Therapeutic applications of trans-splicing

Abstract

Background: RNA trans-splicing joins exons from different pre-mRNA transcripts to generate a chimeric product. Trans-splicing can also occur at the protein level, with split inteins mediating the ligation of separate gene products to generate a mature protein.

Sources of data: Comprehensive literature search of published research papers and reviews using Pubmed.

Areas of agreement: Trans-splicing techniques have been used to target a wide range of diseases in both in vitro and in vivo models, resulting in RNA, protein and functional correction.

Areas of controversy: Off-target effects can lead to therapeutically undesirable consequences. In vivo efficacy is typically low, and delivery issues remain a challenge.

Growing points: Trans-splicing provides a promising avenue for developing novel therapeutic approaches. However, much more research needs to be done before developing towards preclinical studies.

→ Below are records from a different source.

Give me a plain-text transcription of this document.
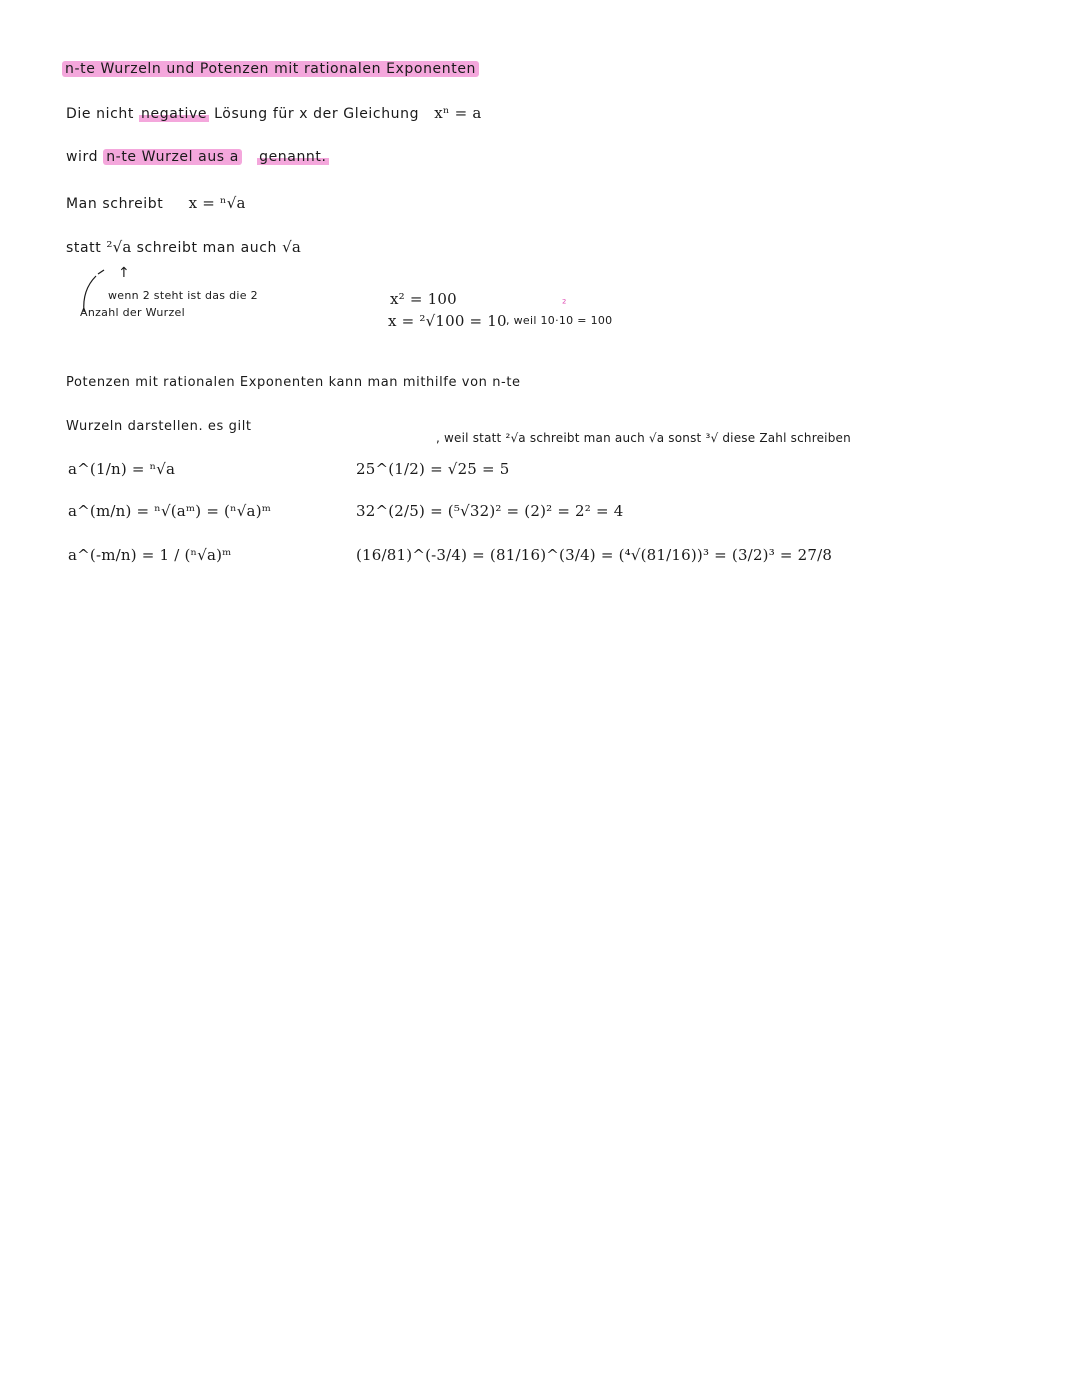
n-te Wurzeln und Potenzen mit rationalen Exponenten
Die nicht negative Lösung für x der Gleichung xⁿ = a
wird n-te Wurzel aus a genannt.
Man schreibt x = ⁿ√a
statt ²√a schreibt man auch √a
↑
wenn 2 steht ist das die 2
Anzahl der Wurzel
x² = 100
x = ²√100 = 10
²
, weil 10·10 = 100
Potenzen mit rationalen Exponenten kann man mithilfe von n-te
Wurzeln darstellen. es gilt
, weil statt ²√a schreibt man auch √a sonst ³√ diese Zahl schreiben
a^(1/n) = ⁿ√a
a^(m/n) = ⁿ√(aᵐ) = (ⁿ√a)ᵐ
a^(-m/n) = 1 / (ⁿ√a)ᵐ
25^(1/2) = √25 = 5
32^(2/5) = (⁵√32)² = (2)² = 2² = 4
(16/81)^(-3/4) = (81/16)^(3/4) = (⁴√(81/16))³ = (3/2)³ = 27/8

Areas timely for developing research: Increasing trans-splicing efficacy and specificity by rational design, screening and competitive inhibition of endogenous cis-splicing.

Keywords: trans-splicing; cancer; gene therapy; genetic disease; infectious disease; ribozyme-mediated trans-splicing; spliceosome-mediated RNA trans-splicing (SMaRT); split intein-mediated trans-splicing.

Fig. 1

Schematic depiction of different types of pre-mRNA splicing. (a) Cis-splicing. Exons from a single pre-mRNA molecule are ligated together to generate a mature linear transcript. (b) Intergenic trans-splicing. Exons from different genes are joined to produce a chimeric molecule. (c) Intragenic trans-splicing. Exons from different pre-mRNAs of the same gene are spliced together, resulting in exon duplication and sense-antisense fusion. (d) SL trans-splicing. SL exon is spliced onto multiple genes of a polycistronic pre-mRNA, resulting in a number of mature transcripts containing a common 5′ sequence.

Fig. 2

Schematic depiction of different types of exon replacement. * indicates a mutation within the targeted exon.

Fig. 3

Schematic depiction of protein trans-splicing mediated by split inteins. The DNA sequence coding for the desired product is split into two pieces, and the N-intein and C-intein coding sequences added to each gene fragment. The two genetic constructs are co-delivered to target cells and undergo transcription and translation to produce two precursor polypeptides. The N-intein and C-intein self-assemble, excise themselves out of the polypeptide, and ligate the flanking regions together to generate the mature full-length protein.

Fig. 4

Mechanism of action of the HSV-tk/GCV suicide system. HSV-tk is delivered to and specifically expressed in target cells, followed by application of the inactive prodrug ganciclovir (GCV). HSV-tk and other endogenous enzymes phosphorylate GCV to produce the activated drug, which induces DNA replication chain termination and consequently cell death.